Beitrag von didiwagener »

Hallo Sadim
Schaust Du mal hier http://www.hilfsmotor.eu/forum/Saxonett ... fpost25663
Und an die Zweifler :Der Auspuff funktioniert immer noch. Allerdings - ein neuer Knattermann kostet ja nicht die Welt. War einfach nur ein Versuch.

Gruß Dietmar
„Es wird geliebt der Verrat,aber nicht der Verräter.“
Sparky

Re: Qualm und Aus

Beitrag von Sparky »

Sadim hat geschrieben:...wenn ich jetzt mit dem Fuß auf den Befestigungsarm des Auspuffs drücke ist es viel leiser!
Der ganze Befestigungsarm vibriert stark - was kann man denn da machen?
Hallo Sadim,
Der "Befestigungsarm", das ist die Drehmomentstütze.
Diese Stütze braucht man beim Bremsen und beim Vortrieb.
Weil aber der Motor nur einen Zylinder hat, entwickelt sich das Drehmoment sehr ungleichmäßig über jeweils eine Motorumdrehung. Dadurch entstehen auch die Vibrationen.
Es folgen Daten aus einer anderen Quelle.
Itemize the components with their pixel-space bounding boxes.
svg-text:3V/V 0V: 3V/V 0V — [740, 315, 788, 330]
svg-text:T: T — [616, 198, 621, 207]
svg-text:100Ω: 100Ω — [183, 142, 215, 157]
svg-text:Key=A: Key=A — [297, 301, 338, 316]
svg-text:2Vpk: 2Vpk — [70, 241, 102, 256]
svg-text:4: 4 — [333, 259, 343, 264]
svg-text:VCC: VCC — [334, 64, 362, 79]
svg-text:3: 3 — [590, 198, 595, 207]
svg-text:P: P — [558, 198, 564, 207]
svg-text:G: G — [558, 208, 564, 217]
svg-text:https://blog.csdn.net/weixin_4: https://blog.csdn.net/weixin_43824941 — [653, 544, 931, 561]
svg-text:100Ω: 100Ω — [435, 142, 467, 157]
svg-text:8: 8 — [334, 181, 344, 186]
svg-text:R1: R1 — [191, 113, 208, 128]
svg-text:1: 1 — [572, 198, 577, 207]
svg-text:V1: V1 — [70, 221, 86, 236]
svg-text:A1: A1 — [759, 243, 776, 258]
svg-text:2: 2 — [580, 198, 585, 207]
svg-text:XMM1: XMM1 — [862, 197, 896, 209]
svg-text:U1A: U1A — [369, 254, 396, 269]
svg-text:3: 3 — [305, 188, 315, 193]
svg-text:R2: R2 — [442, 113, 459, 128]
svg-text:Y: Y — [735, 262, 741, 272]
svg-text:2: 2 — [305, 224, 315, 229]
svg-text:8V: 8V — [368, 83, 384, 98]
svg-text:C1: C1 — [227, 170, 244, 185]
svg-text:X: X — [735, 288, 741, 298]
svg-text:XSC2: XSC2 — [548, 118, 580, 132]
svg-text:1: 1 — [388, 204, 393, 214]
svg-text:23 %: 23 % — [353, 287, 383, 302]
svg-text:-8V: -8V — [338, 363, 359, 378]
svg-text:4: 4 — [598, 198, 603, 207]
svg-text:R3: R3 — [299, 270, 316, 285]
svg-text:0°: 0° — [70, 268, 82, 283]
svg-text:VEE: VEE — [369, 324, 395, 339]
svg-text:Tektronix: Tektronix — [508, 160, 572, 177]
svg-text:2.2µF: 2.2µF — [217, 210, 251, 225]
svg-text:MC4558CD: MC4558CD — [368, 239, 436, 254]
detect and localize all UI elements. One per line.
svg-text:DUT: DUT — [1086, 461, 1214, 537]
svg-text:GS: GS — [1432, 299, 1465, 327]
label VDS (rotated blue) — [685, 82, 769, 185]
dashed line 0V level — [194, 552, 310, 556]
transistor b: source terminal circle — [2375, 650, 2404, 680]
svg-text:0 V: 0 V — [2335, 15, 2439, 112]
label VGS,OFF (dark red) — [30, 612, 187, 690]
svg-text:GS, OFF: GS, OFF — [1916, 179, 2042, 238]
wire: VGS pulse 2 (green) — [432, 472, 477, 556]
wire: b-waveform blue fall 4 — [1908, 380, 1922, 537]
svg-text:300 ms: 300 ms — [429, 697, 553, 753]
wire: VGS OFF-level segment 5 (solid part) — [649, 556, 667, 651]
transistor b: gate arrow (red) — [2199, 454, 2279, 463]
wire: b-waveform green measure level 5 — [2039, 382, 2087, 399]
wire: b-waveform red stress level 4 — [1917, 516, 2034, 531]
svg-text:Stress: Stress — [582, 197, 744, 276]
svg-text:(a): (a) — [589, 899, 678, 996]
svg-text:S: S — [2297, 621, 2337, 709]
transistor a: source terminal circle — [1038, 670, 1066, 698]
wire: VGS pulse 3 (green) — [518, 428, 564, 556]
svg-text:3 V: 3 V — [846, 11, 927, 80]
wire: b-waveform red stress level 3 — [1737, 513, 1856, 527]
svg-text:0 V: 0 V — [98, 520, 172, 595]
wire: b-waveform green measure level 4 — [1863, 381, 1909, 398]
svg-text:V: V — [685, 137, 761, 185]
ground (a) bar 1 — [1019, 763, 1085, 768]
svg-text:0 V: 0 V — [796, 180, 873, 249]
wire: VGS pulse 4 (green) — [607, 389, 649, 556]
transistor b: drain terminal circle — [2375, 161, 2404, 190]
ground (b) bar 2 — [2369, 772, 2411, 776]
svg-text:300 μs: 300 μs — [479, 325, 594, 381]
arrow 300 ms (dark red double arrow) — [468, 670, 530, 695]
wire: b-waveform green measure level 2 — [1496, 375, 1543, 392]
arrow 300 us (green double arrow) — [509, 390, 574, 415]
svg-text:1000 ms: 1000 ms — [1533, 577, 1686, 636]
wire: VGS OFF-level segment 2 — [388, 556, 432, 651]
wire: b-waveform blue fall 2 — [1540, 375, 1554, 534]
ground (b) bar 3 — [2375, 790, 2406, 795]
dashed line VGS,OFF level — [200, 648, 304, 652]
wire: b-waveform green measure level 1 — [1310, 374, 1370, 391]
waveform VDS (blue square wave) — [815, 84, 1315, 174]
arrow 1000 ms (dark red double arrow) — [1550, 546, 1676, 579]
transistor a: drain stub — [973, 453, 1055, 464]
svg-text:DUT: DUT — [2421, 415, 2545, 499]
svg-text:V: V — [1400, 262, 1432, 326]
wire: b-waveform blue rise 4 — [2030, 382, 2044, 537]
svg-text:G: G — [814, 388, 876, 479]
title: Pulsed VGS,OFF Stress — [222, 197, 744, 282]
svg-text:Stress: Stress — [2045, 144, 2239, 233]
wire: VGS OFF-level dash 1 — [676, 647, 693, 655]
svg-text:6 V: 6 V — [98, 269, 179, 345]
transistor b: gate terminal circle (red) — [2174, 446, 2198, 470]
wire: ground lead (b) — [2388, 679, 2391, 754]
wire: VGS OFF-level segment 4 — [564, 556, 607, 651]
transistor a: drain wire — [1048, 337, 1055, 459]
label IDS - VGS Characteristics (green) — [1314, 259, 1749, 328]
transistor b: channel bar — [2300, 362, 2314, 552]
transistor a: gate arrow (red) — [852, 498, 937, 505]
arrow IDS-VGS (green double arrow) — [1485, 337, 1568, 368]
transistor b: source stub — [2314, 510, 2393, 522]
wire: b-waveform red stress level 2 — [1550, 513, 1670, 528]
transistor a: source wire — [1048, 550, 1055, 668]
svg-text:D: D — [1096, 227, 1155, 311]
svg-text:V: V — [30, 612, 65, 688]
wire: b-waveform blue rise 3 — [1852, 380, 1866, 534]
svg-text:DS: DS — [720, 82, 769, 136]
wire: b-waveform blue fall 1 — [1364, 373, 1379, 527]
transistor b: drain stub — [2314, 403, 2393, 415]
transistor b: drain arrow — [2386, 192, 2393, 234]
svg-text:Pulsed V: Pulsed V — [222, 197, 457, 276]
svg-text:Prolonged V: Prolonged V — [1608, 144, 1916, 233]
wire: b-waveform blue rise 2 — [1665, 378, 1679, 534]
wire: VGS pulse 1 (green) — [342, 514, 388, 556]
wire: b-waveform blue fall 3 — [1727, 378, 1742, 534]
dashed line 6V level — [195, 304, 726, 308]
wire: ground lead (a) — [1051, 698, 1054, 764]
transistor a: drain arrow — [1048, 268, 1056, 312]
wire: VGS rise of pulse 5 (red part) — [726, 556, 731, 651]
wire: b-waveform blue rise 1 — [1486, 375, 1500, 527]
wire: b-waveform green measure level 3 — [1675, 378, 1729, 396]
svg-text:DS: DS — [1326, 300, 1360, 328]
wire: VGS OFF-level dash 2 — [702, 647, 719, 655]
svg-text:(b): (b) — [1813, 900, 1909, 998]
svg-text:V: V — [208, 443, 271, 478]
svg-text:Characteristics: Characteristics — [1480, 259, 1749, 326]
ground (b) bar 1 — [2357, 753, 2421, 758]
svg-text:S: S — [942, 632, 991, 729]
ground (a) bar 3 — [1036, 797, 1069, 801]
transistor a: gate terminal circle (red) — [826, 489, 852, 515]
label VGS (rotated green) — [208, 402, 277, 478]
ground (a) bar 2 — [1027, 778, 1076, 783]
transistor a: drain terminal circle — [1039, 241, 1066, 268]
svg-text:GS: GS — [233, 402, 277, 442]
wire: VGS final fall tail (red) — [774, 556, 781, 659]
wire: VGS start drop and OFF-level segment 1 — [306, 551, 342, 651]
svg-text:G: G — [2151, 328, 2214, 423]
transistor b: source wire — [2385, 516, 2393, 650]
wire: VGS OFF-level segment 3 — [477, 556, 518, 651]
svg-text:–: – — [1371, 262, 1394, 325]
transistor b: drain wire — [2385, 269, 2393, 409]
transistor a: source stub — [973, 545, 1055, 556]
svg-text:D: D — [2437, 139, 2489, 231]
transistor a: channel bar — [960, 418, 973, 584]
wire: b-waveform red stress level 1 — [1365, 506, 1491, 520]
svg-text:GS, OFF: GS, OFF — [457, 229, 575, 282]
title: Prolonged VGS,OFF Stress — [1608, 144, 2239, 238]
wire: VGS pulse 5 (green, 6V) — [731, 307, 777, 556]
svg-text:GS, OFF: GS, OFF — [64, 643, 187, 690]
Die werden mit dem weichen "Salmiakgummi" vorne in der Aufnahme etwas gedämpft, aber sonst sind die unvermeidlich - da kann man gar nix machen.
(So ein Möff für Arme hat ja leider keine Achtzylindermaschine...) :'(

Wenn's im Auspuff klappert, sind innen Rohre lose, Schweißpunkte abgerostet...
Entweder mit Schraube tricksen wie didiwagener oder neuer Auspuff.